Horst D. Deckert

Meine Kunden kommen fast alle aus Deutschland, obwohl ich mich schon vor 48 Jahren auf eine lange Abenteuerreise begeben habe.

So hat alles angefangen:

Am 1.8.1966 begann ich meine Ausbildung, 1969 mein berufsbegleitendes Studium im Öffentlichen Recht und Steuerrecht.

Seit dem 1.8.1971 bin ich selbständig und als Spezialist für vermeintlich unlösbare Probleme von Unternehmern tätig.

Im Oktober 1977 bin ich nach Griechenland umgezogen und habe von dort aus mit einer Reiseschreibmaschine und einem Bakelit-Telefon gearbeitet. Alle paar Monate fuhr oder flog ich zu meinen Mandanten nach Deutschland. Griechenland interessierte sich damals nicht für Steuern.
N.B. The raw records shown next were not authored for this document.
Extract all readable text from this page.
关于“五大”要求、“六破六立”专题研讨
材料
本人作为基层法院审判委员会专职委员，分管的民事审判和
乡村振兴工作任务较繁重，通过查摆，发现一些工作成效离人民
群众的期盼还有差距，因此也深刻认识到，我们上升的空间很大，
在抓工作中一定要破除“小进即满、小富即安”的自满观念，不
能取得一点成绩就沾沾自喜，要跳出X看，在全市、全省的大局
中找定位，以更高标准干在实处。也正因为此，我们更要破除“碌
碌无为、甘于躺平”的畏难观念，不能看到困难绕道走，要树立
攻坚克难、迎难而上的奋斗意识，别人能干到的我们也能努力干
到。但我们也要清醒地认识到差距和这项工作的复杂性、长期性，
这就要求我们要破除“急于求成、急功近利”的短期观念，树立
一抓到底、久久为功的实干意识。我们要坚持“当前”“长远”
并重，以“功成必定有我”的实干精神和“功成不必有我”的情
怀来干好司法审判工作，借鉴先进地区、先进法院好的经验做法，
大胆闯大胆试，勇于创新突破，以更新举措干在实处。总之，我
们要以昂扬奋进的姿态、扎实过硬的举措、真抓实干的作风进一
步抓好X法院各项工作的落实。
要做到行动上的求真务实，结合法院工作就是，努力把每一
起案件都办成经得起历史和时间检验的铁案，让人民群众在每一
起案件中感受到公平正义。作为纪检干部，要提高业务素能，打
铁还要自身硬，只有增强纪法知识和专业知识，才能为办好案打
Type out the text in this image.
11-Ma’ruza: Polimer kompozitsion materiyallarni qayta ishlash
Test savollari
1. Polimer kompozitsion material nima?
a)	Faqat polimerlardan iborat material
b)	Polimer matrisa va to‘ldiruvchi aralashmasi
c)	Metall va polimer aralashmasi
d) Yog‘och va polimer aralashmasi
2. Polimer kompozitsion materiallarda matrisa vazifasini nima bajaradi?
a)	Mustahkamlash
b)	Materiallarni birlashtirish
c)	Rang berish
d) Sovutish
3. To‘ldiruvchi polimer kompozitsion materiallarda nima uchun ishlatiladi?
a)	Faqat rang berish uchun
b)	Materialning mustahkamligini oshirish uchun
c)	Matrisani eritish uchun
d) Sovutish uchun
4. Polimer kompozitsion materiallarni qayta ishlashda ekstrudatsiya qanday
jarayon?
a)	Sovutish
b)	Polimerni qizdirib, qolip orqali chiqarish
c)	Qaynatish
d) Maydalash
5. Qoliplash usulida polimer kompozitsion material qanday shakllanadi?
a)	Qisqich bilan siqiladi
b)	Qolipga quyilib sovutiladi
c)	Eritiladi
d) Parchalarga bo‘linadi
Bis 2008 habe ich mit Unterbrechungen die meiste Zeit in Griechenland verbracht. Von 1995 bis 2000 hatte ich meinen steuerlichen Wohnsitz in Belgien und seit 2001 in Paraguay.

Von 2000 bis 2011 hatte ich einen weiteren steuerfreien Wohnsitz auf Mallorca. Seit 2011 lebe ich das ganze Jahr über nur noch in Paraguay.

Mein eigenes Haus habe ich erst mit 62 Jahren gebaut, als ich es bar bezahlen konnte. Hätte ich es früher gebaut, wäre das nur mit einer Bankfinanzierung möglich gewesen. Dann wäre ich an einen Ort gebunden gewesen und hätte mich einschränken müssen. Das wollte ich nicht.

Mein Leben lang habe ich das Angenehme mit dem Nützlichen verbunden. Seit 2014 war ich nicht mehr in Europa. Viele meiner Kunden kommen nach Paraguay, um sich von mir unter vier Augen beraten zu lassen, etwa 200 Investoren und Unternehmer pro Jahr.

Mit den meisten Kunden funktioniert das aber auch wunderbar online oder per Telefon.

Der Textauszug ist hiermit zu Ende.